Application of self-organizing map and fuzzy c-mean techniques for rockburst clustering in deep underground projects

Abstract

One of the main concerns associated with deep underground constructions is the violent expulsion of rock induced by unexpected release of strain energy from surrounding rock masses that is known as rockburst. Rockburst hazard causes substantial damages to the foundation of the structure and equipment and can be a menace to the safety of workers. This study was intended to find the latent relationship between the rockburst-related parameters based on the compiled data samples from deep underground projects using two robust clustering techniques of self-organizing map (SOM) and fuzzy c-mean (FCM).
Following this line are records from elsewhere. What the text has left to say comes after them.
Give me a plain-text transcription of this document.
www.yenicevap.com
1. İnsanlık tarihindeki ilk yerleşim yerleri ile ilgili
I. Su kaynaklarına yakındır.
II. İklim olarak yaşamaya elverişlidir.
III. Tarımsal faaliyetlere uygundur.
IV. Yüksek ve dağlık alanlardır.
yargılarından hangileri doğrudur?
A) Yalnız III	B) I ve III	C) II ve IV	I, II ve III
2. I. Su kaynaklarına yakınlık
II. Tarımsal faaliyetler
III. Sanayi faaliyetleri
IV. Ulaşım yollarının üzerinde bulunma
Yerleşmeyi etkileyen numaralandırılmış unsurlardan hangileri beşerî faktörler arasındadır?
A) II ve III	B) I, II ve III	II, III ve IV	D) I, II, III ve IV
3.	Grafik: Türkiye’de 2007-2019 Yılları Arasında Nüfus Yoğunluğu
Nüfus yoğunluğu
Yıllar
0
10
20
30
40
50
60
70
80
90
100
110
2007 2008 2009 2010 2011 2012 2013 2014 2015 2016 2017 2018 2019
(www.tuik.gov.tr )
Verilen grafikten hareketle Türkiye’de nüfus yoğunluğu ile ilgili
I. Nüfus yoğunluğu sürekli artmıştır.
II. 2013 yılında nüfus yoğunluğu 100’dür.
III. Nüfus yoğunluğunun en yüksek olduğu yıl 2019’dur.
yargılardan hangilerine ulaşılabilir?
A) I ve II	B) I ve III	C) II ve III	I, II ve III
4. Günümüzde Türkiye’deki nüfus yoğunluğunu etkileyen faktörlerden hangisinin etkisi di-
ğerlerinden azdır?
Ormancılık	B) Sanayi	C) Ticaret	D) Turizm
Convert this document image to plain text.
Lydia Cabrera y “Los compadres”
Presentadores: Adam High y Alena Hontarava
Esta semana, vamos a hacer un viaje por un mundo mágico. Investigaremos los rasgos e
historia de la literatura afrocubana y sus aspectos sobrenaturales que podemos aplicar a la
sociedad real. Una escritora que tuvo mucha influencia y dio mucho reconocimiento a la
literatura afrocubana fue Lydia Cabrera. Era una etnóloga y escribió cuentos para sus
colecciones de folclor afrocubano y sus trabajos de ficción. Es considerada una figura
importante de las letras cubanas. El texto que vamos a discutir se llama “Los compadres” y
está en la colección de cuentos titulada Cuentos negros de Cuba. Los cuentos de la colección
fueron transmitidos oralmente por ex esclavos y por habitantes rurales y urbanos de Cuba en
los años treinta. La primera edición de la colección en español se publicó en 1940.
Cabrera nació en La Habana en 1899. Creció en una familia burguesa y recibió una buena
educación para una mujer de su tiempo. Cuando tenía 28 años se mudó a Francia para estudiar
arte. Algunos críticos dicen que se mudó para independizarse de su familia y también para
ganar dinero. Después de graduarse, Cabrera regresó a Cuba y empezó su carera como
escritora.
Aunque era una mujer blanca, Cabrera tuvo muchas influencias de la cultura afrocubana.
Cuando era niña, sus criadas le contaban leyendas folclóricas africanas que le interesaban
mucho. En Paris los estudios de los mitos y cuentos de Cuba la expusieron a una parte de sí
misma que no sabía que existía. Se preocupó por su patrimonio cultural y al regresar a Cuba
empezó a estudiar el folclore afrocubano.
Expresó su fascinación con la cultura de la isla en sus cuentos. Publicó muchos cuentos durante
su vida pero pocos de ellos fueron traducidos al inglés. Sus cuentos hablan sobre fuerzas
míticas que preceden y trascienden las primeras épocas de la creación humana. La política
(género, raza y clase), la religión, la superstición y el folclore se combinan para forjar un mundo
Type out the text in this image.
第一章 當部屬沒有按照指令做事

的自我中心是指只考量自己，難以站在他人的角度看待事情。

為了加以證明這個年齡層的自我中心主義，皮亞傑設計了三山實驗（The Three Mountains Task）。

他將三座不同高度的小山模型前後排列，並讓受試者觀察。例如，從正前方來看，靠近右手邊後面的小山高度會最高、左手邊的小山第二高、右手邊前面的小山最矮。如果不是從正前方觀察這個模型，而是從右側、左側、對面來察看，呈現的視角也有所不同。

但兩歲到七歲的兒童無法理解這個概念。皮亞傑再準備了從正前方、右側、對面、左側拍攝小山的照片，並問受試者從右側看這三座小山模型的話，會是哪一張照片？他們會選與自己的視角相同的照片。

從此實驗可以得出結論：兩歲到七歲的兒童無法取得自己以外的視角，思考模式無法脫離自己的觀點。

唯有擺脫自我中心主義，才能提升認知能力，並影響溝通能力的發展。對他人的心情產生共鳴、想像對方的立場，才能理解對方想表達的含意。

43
The parameters of maximum tangential stress, uniaxial compressive strength, uniaxial tensile strength, and elastic energy index were considered as input parameters. SOM model could classify data samples into four distinct classes (clusters), and the rockburst intensities were identified precisely. FCM also proved its performance in clustering task with high convergence speed and acceptable accuracy. Having a comparison, the results of SOM and FCM models were compared with ones calculated from five empirical criteria of Russenes, Hoek, tangential stress, elastic energy index, and rock brittleness coefficient. At best, the empirical criteria of Hoek and tangential stress coefficient could predict rockburst intensity with the accuracy of 56.90%. By analyzing the SOM results as the best model, it was turned out that the maximum tangential stress around the openings has a crucial role in rockburst clustering and has the most influence on the occurrence of strong and moderate rockburst types. Hence, it was recommended as a possible solution to control these types of rockbursts by optimizing the diameter and shape of the underground openings.